[rescue] IBM on ebay

James Lockwood james at foonly.com
Wed May 15 19:55:53 CDT 2002


On Wed, 15 May 2002 dave at cca.org wrote:

> lefa at cats.ucsc.edu writes:
>
> >RISC doesn't mean few instructions in the ISA, but rather "reduced
> >instructions" in the ISA, as in the number of cycles it takes to execute
> >each instruction usually by doing away with complex addressing modes. This
> >is a common misconception about RISC. You can have a CISC processor with
> >only 50 instructions and a RISC one with 200+ instructions. RISC implies
> >simpler instructions, not a smaller ISA. In fact early bibliography
> >referred to the RISC ideals as SISC (Simplified Instruction Set Computer).
> >RISC came from the Berkeley that tried to not only enforce the simplified
> >instruction paradigm, but also tried to enforce a 1 cycle per instruction
> >rate.
>
> People meant a lot of things when they were screwing around in the 80s.

Agreed.

RISC was coined by David Patterson in 1980 at UCB.  At that point in time
it did mean a reduced ISA, with the goal of both a low cycle count per
instruction and a simple die that could be run at higher speeds.  RISC-I
(1982) and RISC-II (1984) were the archetypes.  32-bit, 138 registers,
330-ns cycle time with one cycle per opcode.

In the mid 80's IBM "redefined" the term to indicate a reduced instruction
cycle count, rather than a reduced ISA.  This roughly coincided with the
unveiling of ROMP.  They pushed the term "Reduced Instruction Set Cycles"
heavily.  They continued this marketing trend through the development of
the PPC and it is to this that I was referring.  I consider the POWER
string instructions highly non-RISCy as they added microcode bloat and
broke the one cycle per opcode convention.  I blame IBM heavily for the
abuse of the RISC term.

Believe me, I am not laboring under any misconceptions as to what RISC
was/is.  "RISC" in the IBM sense caused die bloat over leaner
architectures, mips was a marvel of simplicity by comparison.

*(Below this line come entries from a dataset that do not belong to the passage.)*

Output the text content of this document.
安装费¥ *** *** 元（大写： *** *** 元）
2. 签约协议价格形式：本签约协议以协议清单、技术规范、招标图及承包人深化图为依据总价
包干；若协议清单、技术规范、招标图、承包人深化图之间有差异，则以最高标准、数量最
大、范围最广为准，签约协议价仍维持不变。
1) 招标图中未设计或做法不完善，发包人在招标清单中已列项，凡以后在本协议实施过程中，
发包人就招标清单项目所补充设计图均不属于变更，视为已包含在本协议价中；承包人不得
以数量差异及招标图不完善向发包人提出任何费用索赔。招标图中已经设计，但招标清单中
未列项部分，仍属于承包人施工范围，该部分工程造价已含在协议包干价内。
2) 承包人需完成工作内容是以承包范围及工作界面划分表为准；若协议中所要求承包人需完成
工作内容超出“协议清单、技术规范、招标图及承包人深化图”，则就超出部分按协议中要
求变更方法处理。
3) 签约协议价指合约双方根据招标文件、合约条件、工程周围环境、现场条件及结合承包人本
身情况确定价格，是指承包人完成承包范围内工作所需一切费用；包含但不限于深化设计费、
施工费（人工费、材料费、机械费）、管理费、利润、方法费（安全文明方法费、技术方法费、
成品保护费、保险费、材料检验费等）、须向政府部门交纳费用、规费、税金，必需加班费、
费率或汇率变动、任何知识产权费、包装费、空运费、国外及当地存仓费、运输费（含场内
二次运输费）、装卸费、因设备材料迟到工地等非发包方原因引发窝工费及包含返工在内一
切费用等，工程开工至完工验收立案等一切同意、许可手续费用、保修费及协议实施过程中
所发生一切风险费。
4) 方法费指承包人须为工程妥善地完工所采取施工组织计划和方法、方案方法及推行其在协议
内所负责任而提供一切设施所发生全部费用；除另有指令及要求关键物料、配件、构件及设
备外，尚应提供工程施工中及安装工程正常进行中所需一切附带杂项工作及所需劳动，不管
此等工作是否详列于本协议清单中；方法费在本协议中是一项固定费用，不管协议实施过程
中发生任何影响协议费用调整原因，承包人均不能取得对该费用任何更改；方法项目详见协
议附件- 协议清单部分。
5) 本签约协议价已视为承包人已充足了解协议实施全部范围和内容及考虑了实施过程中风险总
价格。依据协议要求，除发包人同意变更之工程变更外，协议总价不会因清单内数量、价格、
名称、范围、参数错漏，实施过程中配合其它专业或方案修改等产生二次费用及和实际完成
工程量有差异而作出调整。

> After the market settled down and it became clear what was a win, I
> think "RISC" became: "fixed length instructions & load/store". (Which
> qualifies as "reduced instrcutions" as you describe above.)

Other common features: lots of registers, no suboptimal (unaligned)
accesses, register set orthogonality.  These are all of course present in
some "CISC" archs as well.  VLIW blurs the line even more.